2022 was a rough year for Beyond Meat, but it's looking like 2023 could be even worse. There doesn't seem to be a plausible investment thesis anymore, so it's best to stay far away from the stock.

fuboTV

A recent cyberattack that knocked out World Cup coverage is the least of fuboTV's problems. The sports-centric streamer is playing a game that it almost certainly can't win: Snag as many subscribers as possible, no matter the cost, and figure out that whole profit thing later.

fuboTV makes money in two ways: Subscription fees and advertising. The company now has over 1.2 million subscribers in North America, along with more than 350,000 subscribers in other parts of the world. Revenue should come close to $1 billion this year, with the bulk coming from subscriptions.

Those subscription fees are lucrative in North America, totaling $64.15 per subscriber per month in the third quarter. Another $7.37 per subscriber was tacked on in the form of advertising revenue. That sounds great, but there's a problem: fuboTV's costs are out of control. Subscription-related expenses, which are primarily content costs, were greater than subscription revenue in the third quarter.

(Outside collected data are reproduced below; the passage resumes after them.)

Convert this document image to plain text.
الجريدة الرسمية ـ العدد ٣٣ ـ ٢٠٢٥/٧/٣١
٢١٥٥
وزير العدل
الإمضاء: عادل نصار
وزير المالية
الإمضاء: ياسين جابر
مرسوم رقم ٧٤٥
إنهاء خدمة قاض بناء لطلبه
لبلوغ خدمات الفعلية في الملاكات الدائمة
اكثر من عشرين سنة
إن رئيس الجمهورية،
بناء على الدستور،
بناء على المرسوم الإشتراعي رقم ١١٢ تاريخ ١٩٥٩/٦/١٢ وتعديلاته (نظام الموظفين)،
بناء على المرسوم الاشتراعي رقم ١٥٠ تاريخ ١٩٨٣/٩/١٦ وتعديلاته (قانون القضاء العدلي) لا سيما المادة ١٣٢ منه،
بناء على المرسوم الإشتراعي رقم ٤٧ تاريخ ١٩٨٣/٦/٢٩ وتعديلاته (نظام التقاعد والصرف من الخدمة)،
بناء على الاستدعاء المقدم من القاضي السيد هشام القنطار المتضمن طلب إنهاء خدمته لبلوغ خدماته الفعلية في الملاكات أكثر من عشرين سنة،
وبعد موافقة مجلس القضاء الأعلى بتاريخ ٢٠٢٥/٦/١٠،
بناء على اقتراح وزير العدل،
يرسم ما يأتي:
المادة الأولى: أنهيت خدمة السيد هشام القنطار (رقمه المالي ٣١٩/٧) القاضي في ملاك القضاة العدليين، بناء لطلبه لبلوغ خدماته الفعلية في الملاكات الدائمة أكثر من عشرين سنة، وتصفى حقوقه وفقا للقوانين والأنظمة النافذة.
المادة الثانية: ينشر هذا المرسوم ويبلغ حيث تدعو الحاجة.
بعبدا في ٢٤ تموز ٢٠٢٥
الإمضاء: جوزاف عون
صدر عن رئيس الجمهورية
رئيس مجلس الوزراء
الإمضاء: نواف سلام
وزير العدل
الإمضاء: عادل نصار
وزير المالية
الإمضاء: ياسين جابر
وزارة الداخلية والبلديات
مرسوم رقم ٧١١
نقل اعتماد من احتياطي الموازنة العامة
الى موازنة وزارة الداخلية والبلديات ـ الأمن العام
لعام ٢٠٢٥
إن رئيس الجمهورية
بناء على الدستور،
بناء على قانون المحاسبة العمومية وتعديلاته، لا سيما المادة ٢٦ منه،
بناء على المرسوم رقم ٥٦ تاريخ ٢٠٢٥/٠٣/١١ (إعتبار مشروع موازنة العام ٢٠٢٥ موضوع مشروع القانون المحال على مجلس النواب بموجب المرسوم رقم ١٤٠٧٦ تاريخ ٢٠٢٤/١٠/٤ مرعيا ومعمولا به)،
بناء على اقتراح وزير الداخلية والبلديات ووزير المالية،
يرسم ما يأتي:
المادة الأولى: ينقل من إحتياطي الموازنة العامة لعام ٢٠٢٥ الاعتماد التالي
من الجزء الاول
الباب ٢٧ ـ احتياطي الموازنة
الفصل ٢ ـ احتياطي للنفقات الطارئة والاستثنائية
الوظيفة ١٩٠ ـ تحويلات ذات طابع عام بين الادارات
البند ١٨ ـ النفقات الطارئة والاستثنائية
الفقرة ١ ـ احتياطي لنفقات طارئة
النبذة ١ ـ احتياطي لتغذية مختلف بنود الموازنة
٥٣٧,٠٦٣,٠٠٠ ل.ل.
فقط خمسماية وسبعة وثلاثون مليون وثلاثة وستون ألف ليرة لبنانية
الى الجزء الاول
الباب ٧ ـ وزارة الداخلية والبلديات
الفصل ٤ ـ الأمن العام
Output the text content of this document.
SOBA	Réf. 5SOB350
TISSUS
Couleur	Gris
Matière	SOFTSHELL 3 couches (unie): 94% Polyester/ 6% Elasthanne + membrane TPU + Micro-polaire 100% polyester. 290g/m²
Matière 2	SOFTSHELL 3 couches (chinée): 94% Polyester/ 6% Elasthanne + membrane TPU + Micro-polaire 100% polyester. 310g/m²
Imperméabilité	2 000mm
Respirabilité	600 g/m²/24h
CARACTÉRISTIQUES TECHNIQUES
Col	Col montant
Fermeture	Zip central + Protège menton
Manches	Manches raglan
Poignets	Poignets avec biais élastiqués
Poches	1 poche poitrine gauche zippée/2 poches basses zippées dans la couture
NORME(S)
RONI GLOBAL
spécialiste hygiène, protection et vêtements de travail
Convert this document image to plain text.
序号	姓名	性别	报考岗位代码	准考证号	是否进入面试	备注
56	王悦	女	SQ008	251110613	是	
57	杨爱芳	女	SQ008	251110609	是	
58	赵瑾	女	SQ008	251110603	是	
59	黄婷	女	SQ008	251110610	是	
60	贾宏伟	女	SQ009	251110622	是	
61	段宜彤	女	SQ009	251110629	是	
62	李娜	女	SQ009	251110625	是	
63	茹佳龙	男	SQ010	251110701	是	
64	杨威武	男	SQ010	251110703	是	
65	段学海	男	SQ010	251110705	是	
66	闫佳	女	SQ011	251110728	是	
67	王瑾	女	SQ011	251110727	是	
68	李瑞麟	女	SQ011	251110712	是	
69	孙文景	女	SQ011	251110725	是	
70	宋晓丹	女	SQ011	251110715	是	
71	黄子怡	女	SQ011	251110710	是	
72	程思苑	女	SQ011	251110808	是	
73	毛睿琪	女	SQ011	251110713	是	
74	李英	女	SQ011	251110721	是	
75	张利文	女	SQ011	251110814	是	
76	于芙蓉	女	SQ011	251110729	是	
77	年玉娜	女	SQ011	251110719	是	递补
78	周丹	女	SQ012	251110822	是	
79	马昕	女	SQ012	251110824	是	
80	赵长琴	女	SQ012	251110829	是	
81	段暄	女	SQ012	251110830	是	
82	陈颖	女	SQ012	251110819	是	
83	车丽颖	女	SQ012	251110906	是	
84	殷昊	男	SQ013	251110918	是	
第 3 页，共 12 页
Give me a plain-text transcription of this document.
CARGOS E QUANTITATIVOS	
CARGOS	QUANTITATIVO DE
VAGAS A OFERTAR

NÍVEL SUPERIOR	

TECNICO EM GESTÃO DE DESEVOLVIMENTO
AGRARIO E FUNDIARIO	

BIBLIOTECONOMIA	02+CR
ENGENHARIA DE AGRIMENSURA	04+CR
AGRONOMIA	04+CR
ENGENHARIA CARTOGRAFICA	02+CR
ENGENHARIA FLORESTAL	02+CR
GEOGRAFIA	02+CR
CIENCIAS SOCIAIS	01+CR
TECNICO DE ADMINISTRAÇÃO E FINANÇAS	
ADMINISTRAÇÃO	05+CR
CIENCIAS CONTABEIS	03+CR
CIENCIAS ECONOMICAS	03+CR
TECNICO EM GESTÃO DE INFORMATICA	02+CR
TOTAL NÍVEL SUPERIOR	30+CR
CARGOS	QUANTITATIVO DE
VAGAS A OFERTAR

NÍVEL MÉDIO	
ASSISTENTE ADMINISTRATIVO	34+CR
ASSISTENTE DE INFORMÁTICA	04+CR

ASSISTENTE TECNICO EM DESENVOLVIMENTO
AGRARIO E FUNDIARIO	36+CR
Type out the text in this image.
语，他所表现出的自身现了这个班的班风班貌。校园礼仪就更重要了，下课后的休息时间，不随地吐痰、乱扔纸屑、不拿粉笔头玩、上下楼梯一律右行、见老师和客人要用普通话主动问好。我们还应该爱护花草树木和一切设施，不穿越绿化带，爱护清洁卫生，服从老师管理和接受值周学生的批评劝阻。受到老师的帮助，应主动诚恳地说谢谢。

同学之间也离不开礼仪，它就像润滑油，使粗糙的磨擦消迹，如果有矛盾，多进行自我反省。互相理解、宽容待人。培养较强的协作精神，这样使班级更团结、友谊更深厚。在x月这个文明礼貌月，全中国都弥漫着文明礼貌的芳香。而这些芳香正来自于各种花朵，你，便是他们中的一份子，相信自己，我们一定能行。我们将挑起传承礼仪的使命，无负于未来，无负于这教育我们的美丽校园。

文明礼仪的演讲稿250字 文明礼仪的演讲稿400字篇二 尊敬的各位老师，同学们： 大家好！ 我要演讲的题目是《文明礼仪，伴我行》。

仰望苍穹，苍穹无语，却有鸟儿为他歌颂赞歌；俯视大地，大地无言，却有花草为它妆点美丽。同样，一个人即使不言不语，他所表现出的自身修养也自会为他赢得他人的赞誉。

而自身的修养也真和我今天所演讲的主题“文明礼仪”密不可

Winning more subscribers isn't going to fix this because fuboTV's content costs are generally incurred on a per-subscriber basis. Trying to cut content costs will likely drive subscribers away, reducing not only subscription revenue but also advertising revenue. While advertising could theoretically generate enough revenue to cover the rest of the company's costs, it's nowhere close to doing that today. fuboTV posted a net loss of $153 million in the third quarter on revenue of $225 million.

I'm just not seeing how the math is supposed to work here. The stock market seems to agree with that assessment, delivering a bruising 88% decline for the stock from its 52-week high. Given fuboTV's gigantic losses and seemingly nonexistent path to profitability, the stock's fall from grace may just be getting started.